Items have NO order (can't access by index!)

# Creating a set - use curly braces {}
fruits = {"apple", "banana", "cherry"}

# Duplicates are automatically removed!
numbers = {1, 2, 2, 3, 3, 3}
print(numbers)       # Output: {1, 2, 3} - duplicates gone!

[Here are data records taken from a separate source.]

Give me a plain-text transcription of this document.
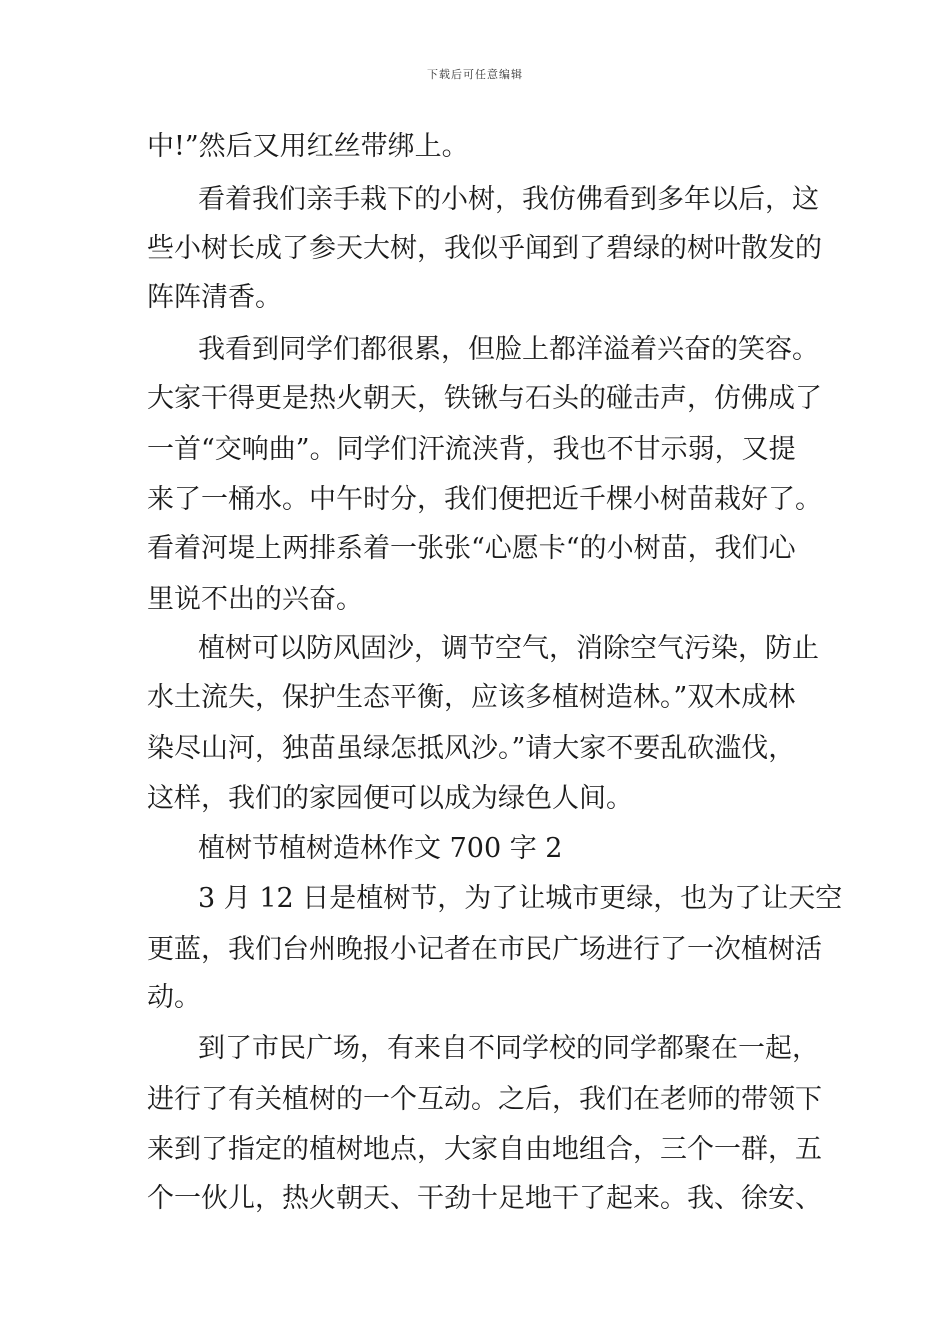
下载后可任意编辑
中!”然后又用红丝带绑上。
看着我们亲手栽下的小树，我仿佛看到多年以后，这
些小树长成了参天大树，我似乎闻到了碧绿的树叶散发的
阵阵清香。
我看到同学们都很累，但脸上都洋溢着兴奋的笑容。
大家干得更是热火朝天，铁锹与石头的碰击声，仿佛成了
一首“交响曲”。同学们汗流浃背，我也不甘示弱，又提
来了一桶水。中午时分，我们便把近千棵小树苗栽好了。
看着河堤上两排系着一张张“心愿卡“的小树苗，我们心
里说不出的兴奋。
植树可以防风固沙，调节空气，消除空气污染，防止
水土流失，保护生态平衡，应该多植树造林。”双木成林
染尽山河，独苗虽绿怎抵风沙。”请大家不要乱砍滥伐，
这样，我们的家园便可以成为绿色人间。
植树节植树造林作文 700 字 2
3 月 12 日是植树节，为了让城市更绿，也为了让天空
更蓝，我们台州晚报小记者在市民广场进行了一次植树活
动。
到了市民广场，有来自不同学校的同学都聚在一起，
进行了有关植树的一个互动。之后，我们在老师的带领下
来到了指定的植树地点，大家自由地组合，三个一群，五
个一伙儿，热火朝天、干劲十足地干了起来。我、徐安、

# Convert list with duplicates to set
my_list = [1, 2, 2, 3, 3, 3]
unique = set(my_list)
print(unique)        # Output: {1, 2, 3}

# CAN'T access by index!
print(fruits[0])     # ❌ TypeError: set doesn't support indexing

Set Operations

fruits = {"apple", "banana"}

# ADD items
fruits.add("cherry")
print(fruits)        # {'apple', 'banana', 'cherry'}

# REMOVE items
fruits.remove("banana")    # Raises error if not found
fruits.discard("mango")    # No error if not found

# Check membership (VERY fast!)
print("apple" in fruits)  # True

# Set math operations
a = {1, 2, 3}
b = {2, 3, 4}

print(a.union(b))        # {1, 2, 3, 4} - ALL items
print(a.intersection(b)) # {2, 3} - COMMON items
print(a.difference(b))   # {1} - In a but NOT in b

🌐 Real Example: Website Unique Visitors

# Track unique IP addresses (no duplicates!)
unique_visitors = set()

unique_visitors.add("192.168.1.1")
unique_visitors.add("192.168.1.2")
unique_visitors.add("192.168.1.1")  # Same person, ignored!

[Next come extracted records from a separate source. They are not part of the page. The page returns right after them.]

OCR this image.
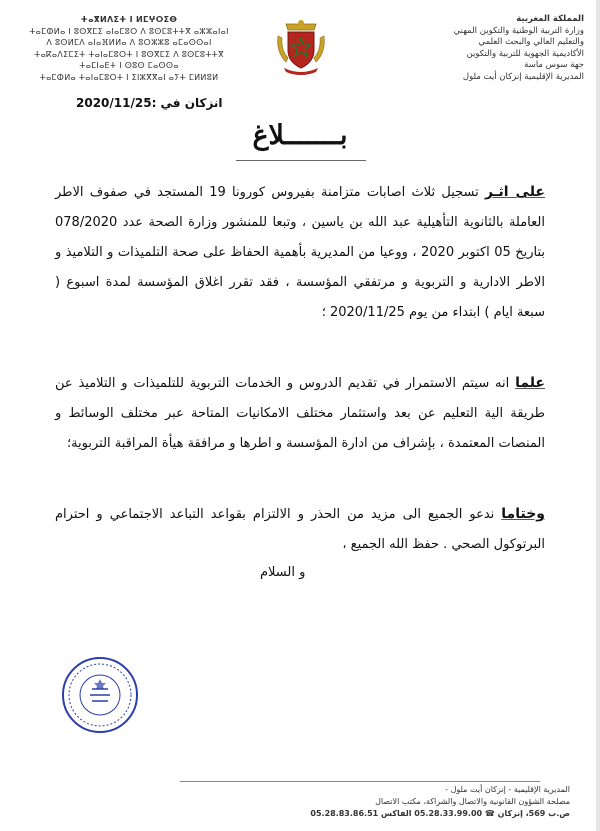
المملكة المغربية
وزارة التربية الوطنية والتكوين المهني
والتعليم العالي والبحث العلمي
الأكاديمية الجهوية للتربية والتكوين
جهة سوس ماسة
المديرية الإقليمية إنزكان أيت ملول
ⵜⴰⴳⵍⴷⵉⵜ ⵏ ⵍⵎⵖⵔⵉⴱ
ⵜⴰⵎⵀⵍⴰ ⵏ ⵓⵙⴳⵎⵉ ⴰⵏⴰⵎⵓⵔ ⴷ ⵓⵙⵎⵓⵜⵜⴳ ⴰⵣⵣⴰⵏⴰⵏ
ⴷ ⵓⵙⵍⵎⴷ ⴰⵏⴰⴼⵍⵍⴰ ⴷ ⵓⵔⵣⵣⵓ ⴰⵎⴰⵙⵙⴰⵏ
ⵜⴰⴽⴰⴷⵉⵎⵉⵜ ⵜⴰⵏⴰⵎⵓⵔⵜ ⵏ ⵓⵙⴳⵎⵉ ⴷ ⵓⵙⵎⵓⵜⵜⴳ
ⵜⴰⵎⵏⴰⴹⵜ ⵏ ⵙⵓⵙ ⵎⴰⵙⵙⴰ
ⵜⴰⵎⵀⵍⴰ ⵜⴰⵏⴰⵎⵓⵔⵜ ⵏ ⵉⵏⵣⴳⴳⴰⵏ ⴰⵢⵜ ⵎⵍⵍⵓⵍ
انزكان في :2020/11/25
بـــــــلاغ
على اثـر تسجيل ثلاث اصابات متزامنة بفيروس كورونا 19 المستجد في صفوف الاطر العاملة بالثانوية التأهيلية عبد الله بن ياسين ، وتبعا للمنشور وزارة الصحة عدد 078/2020 بتاريخ 05 اكتوبر 2020 ، ووعيا من المديرية بأهمية الحفاظ على صحة التلميذات و التلاميذ و الاطر الادارية و التربوية و مرتفقي المؤسسة ، فقد تقرر اغلاق المؤسسة لمدة اسبوع ( سبعة ايام ) ابتداء من يوم 2020/11/25 ؛
علما انه سيتم الاستمرار في تقديم الدروس و الخدمات التربوية للتلميذات و التلاميذ عن طريقة الية التعليم عن بعد واستثمار مختلف الامكانيات المتاحة عبر مختلف الوسائط و المنصات المعتمدة ، بإشراف من ادارة المؤسسة و اطرها و مرافقة هيأة المراقبة التربوية؛
وختاما ندعو الجميع الى مزيد من الحذر و الالتزام بقواعد التباعد الاجتماعي و احترام البرتوكول الصحي . حفظ الله الجميع ،
و السلام
المديرية الإقليمية - إنزكان أيت ملول -
مصلحة الشؤون القانونية والاتصال والشراكة، مكتب الاتصال
ص.ب 569، إنزكان ☎ 05.28.33.99.00 الفاكس 05.28.83.86.51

print("Unique visitors:", len(unique_visitors))
# Output: Unique visitors: 2

Chapter 4: Dictionaries - Key-Value Pairs

👶 What is a Dictionary?

A dictionary is like a phone book or real dictionary!

You look up a key (name/word) to find its value (phone number/definition).

Each key must be UNIQUE - you can't have two "John"s with different numbers!

📖 Dictionary Structure

person = {
    "name": "Alice",      ← KEY: VALUE
    "age": 25,            ← KEY: VALUE
    "city": "New York"    ← KEY: VALUE
}

Access: person["name"] → "Alice"
# Creating a dictionary - use curly braces with key:value pairs
person = {
    "name": "Alice",
    "age": 25,
    "city": "New York"
}

# Access values by KEY (not index!)
print(person["name"])    # Output: Alice
print(person.get("age")) # Output: 25

# person[0] would give an ERROR! Must use key.

Dictionary Operations

person = {"name": "Alice", "age": 25}

# ADD or UPDATE items
person["city"] = "New York"    # Add new key
person["age"] = 26              # Update existing key
print(person)
# {'name': 'Alice', 'age': 26, 'city': 'New York'}

# REMOVE items
person.pop("city")              # Remove by key
del person["age"]              # Alternative way

# GET all keys, values, or both
print(person.keys())          # dict_keys(['name'])
print(person.values())        # dict_values(['Alice'])
print(person.items())         # dict_items([('name', 'Alice')])

# LOOP through dictionary
person = {"name": "Alice", "age": 25}
for key, value in person.items():
    print(f"{key}: {value}")
# name: Alice
# age: 25

🍽️ Real Example: Restaurant Table Booking

# Track which customer is at which table
bookings = {}

# Customer books table 3
bookings[3] = "Arjun"
bookings[1] = "Priya"

print("Bookings:", bookings)
# {3: 'Arjun', 1: 'Priya'}

# Who is at table 3?
print(f"Table 3: {bookings[3]}")
# Table 3: Arjun

# Customer leaves
del bookings[3]
print("After checkout:", bookings)
# {1: 'Priya'}

🚫 Common Mistakes with Data Structures

💭 Short reflection

In one sentence: when would you choose a tuple over a list, and why?

✅ CORE (Must know)

📚 NON-CORE (Good to know)

Summary: When to Use What?

Situation Use This Why?
Shopping list that changes List Need to add/remove items
Days of the week Tuple Never changes, faster
Track unique visitors Set No duplicates needed
Student grades by name Dict Look up by key (name)
Ordered collection, duplicates OK List Most flexible
GPS coordinates Tuple Shouldn't change

🎉 You Now Know Python Data Structures!

These are the building blocks of ALL Python programs!